Editor’s Note: The following editorial by Ian Jefferies and Chuck Baker was originally published on May 8 by Morning Consult, a Washington D.C.-based tech company. – William C. Vantuono
The Washington policy community is abuzz regarding commentary from entrepreneur Marc Andreesen, who argues now is the time to “build.” Against the backdrop of the coronavirus pandemic, Andreesen advances his thesis in a town where Infrastructure Week has become a joke: Beset by bureaucracy and dysfunction, policymakers have proven unsuccessful to date in tackling even those policies that are widely supported, like investing in existing or new transportation networks.
“Where are the supersonic aircraft?” Andreesen asks, while also envisioning “millions of delivery drones,” hyperloops and flying cars.
The answer is complicated, and the current pandemic should spur a call to action on how to build better systems – from facets of manufacturing to health care to transportation. But from where we sit, today’s crisis also validates the value of existing systems that are already delivering for America.
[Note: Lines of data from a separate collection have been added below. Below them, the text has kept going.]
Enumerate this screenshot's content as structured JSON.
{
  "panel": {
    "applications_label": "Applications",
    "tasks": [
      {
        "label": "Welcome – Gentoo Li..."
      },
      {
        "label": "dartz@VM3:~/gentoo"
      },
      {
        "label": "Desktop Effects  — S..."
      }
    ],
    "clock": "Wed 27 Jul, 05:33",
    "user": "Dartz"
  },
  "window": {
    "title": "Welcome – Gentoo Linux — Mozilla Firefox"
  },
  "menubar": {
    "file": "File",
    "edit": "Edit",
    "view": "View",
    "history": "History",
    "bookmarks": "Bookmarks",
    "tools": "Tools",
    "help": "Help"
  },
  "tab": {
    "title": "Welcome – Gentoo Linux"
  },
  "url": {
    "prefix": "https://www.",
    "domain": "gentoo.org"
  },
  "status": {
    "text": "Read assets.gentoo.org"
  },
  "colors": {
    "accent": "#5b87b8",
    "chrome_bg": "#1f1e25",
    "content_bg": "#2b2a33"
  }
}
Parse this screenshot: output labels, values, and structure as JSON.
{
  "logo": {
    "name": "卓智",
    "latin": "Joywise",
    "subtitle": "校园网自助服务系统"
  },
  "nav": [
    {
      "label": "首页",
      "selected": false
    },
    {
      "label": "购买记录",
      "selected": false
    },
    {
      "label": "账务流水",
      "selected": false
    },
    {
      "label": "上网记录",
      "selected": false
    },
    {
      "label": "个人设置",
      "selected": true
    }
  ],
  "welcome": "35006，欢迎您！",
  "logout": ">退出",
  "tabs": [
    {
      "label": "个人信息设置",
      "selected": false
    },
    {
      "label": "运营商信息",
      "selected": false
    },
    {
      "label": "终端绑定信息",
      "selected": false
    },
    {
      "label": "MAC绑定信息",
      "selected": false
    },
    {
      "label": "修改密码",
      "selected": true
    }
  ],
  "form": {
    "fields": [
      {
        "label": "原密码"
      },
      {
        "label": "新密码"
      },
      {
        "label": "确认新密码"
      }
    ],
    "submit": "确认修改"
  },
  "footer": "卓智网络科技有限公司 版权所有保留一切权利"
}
One such system is the nation’s integrated, 140,000-mile freight rail network – made up of companies ranging from Fortune 150 entities to five-person small businesses. Driven by its dedicated workforce, sustained investments and years of network planning, freight railroads are operating safely amid the coronavirus situation to deliver a range of the critical goods we all depend on.
“Our employees have stepped up to make sure that the pulp that makes toilet paper, the chemicals that make cleaners and the chemicals to provide clean water are all delivered safely and on time throughout New England,” says Pan Am President Dave Fink.
“Nearly half the railcars on a recent Union Pacific train traveling from Angleton, Tex. to North Little Rock, Ark., were filled with Chevron Phillips Chemical-produced polyethylene, the key component for manufacturing plastics used in pharmaceutical and medical device packaging,” reads a recent column.
In Minnesota, BNSF Railway is delivering crucial inputs for a customer to pivot manufacturing to producing face masks. In Kentucky, Norfolk Southern is working with a local distillery to pump out hand sanitizer. In Ohio, Genesee & Wyoming’s Columbus & Ohio River Railroad continues to serve a customer producing infant formula. And across the East Coast, CSX Transportation is delivering wheat and flour to the critical milling and baking industries making the bread and pasta.
Meanwhile, Sandersville Railroad in Georgia is moving woodchips for diaper production. Wisconsin and Southern Railroad supplies materials to customers producing food-grade containers in high demand by take-out restaurants across the country. GVT Rail, operating in New York and Pennsylvania, ships critical raw materials such as plastic resin used in making masks essential to fighting the outbreak.
The stories are endless, even if the movements are not always visible, like trucks on a highway.
Prioritizing employee safety in the process, railroads are serving as a vital link in strained supply chains. Despite feeling the effects of a severe economic downturn, railroads are still able to deliver for customers and U.S. consumers in every town in America – rural and large – precisely because of what it already built through years of private investment. Few American industries have navigated as many challenges as railroads, which march on despite economic headwinds, challenging weather or national emergency.
It is a testament to the industry’s resilience and its committed workers, who will bolster the nation’s recovery. When construction picks up, railroads will move the materials to build homes and office buildings. As automobile production comes back online, railroads will be there to move inputs and finished cars and trucks. And when consumers return to retail venues across America, they will buy products likely once moved in a rail car.
While freight rail may not excite futurists like a hyperloop does, it remains the reliable backbone of the economy.
Whether Washington will tackle infrastructure and answer the calls to “build” in future stimulus bills remains to be seen. To be sure, our industry will push for certain policies, including a focus on funding – ideally rooted in user fees – and avoiding controversial policy riders. Congress should make permanent the successful tax credit system for small business short line railroads and ensure today’s market-based economic regulatory structure remains in place. After all, this structure is a key reason railroads are well-positioned to serve their customers and communities during this time.
But for now, the U.S. rail industry will continue forward, doing what it does best: delivering critical goods to support and serve the economy, across America.